Instagram information
- Page: Lilliana Ketchman;
- Years active: 2013–present
- Followers: 3.1 million

TikTok information
- Page: Lillyk;
- Followers: 1.6 million

YouTube information
- Channel: Lilliana Ketchman;
- Years active: 2015–present
- Subscribers: 4.11 million
- Views: 704 million

= Lilliana Ketchman =

American dancer, model and YouTuber

Lilliana Belle Ketchman (born June 23, 2008), known professionally as Lilly K, is an American dancer, model and social media personality. She is known for her appearances on Lifetime's Dance Moms beginning in season six, and for her YouTube videos.

==Early life==
Lilliana Ketchman was born June 23, 2008 to Stacey and Christopher Ketchman and has an older brother, Caden. Her mother is a psychologist and dancer while her father is a piano player and psychologist. Her family is from Fayetteville, North Carolina, where she attended Campaneria Ballet School. Ketchman began dancing when she was two years old and started competing at age four.

==Career==
===YouTube===
In 2015, Ketchman launched her YouTube channel, which features videos of her competitions, dance routines, cooking, fashion & beauty tips, games, and her many pranks. Her channel has more than three million subscribers and 288 million views.Dance Moms Abby Lee Miller became aware of Ketchman via her social media presence and made some videos with her.

===Dance Moms===
When she was participating in a photo shoot in New York in 2015, someone suggested she should be on Dance Moms with Abby Lee Miller; Ketchman's mother, however, put off the idea of auditioning due to Miller's reputation. After Miller began following Ketchman on social media, Ketchman was asked to send videos of her dancing. She joined season six of Dance Moms as part of the Abby Lee Dance Company (ALDC) mini team at the age of seven. Ketchman's first solo was "Step by Step", which placed first. In 2017, she joined the ALDC Elite team. Ketchman placed first in the junior division at the national competition. During season seven, Ketchman placed first in a Spokane, Washington, competition with the ALDC.

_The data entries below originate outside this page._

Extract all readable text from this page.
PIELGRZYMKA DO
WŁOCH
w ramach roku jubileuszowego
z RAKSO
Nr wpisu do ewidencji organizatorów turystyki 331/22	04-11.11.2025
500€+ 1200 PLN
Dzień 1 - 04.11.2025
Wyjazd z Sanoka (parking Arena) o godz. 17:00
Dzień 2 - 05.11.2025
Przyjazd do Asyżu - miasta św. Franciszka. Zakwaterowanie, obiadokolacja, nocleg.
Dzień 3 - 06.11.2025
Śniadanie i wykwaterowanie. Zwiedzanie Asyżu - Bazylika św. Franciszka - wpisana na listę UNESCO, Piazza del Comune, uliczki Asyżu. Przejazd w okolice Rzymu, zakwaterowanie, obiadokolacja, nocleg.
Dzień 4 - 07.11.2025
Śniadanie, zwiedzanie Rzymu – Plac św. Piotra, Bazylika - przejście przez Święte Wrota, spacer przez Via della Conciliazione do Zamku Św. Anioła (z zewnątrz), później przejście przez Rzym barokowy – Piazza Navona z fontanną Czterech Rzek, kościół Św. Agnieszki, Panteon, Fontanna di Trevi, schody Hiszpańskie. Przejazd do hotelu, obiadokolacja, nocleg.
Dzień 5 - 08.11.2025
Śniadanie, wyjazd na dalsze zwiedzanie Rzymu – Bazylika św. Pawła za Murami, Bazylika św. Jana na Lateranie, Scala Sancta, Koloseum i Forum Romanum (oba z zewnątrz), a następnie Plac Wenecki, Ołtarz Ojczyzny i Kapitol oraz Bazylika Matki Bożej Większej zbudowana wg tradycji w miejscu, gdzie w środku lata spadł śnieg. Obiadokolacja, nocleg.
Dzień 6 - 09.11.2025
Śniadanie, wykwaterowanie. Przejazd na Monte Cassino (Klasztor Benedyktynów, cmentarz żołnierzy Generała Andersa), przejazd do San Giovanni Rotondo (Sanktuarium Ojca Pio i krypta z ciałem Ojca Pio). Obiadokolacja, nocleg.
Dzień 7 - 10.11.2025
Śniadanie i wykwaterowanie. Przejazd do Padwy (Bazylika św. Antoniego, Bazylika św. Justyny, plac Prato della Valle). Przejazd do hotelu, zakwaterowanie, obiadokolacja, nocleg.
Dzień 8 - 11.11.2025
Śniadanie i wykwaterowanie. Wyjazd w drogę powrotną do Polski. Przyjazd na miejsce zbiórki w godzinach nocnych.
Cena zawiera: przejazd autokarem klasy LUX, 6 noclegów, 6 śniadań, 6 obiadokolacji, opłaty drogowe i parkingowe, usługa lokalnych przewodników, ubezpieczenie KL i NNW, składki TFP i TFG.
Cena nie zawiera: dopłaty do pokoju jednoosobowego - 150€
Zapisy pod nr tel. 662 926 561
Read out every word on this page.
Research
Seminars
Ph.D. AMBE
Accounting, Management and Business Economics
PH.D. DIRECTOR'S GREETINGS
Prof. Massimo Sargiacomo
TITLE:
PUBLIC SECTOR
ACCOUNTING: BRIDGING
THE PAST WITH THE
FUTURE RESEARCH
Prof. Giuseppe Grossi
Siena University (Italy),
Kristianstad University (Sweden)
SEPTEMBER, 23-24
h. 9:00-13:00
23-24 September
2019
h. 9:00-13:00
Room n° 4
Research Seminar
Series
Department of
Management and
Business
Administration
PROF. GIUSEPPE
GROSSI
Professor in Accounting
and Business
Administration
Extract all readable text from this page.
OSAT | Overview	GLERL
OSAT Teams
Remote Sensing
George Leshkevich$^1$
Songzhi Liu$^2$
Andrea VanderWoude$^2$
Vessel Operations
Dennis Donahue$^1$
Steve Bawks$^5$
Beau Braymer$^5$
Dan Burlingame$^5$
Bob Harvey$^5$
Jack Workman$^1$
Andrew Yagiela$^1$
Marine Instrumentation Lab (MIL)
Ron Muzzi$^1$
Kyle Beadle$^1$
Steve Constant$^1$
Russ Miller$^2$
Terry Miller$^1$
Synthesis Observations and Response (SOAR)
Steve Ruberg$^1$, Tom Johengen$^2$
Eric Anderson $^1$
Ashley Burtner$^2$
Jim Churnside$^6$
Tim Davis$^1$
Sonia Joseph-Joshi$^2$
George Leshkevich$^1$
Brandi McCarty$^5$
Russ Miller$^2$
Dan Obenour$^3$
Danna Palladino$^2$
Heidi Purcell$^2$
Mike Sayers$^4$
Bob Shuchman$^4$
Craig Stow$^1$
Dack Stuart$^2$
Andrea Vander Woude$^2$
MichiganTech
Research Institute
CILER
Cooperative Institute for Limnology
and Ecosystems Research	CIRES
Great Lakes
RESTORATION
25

The only team member to return for season eight, Ketchman won the overall competition for week 14 with her solo "Black Widow". For her solo "Straight Escape" aired during week 16, she performed the entire routine in a straitjacket, earning a perfect score of 300 and finishing first. During the national competition, Ketchman placed second in the junior division and fourth overall with her solo "Inside Out".

===Music===
Ketchman has appeared in numerous music videos for artists including Bianca Ryan, Sia, and fellow Dance Moms alumnus JoJo Siwa. In Sia's music video of "Move Your Body", Ketchman's portrayal of a young Sia received critical acclaim. Slate said her moves were what made the music video "so much fun to watch". In November 2020, Ketchman and her mother teased her own single and music video, "Underneath".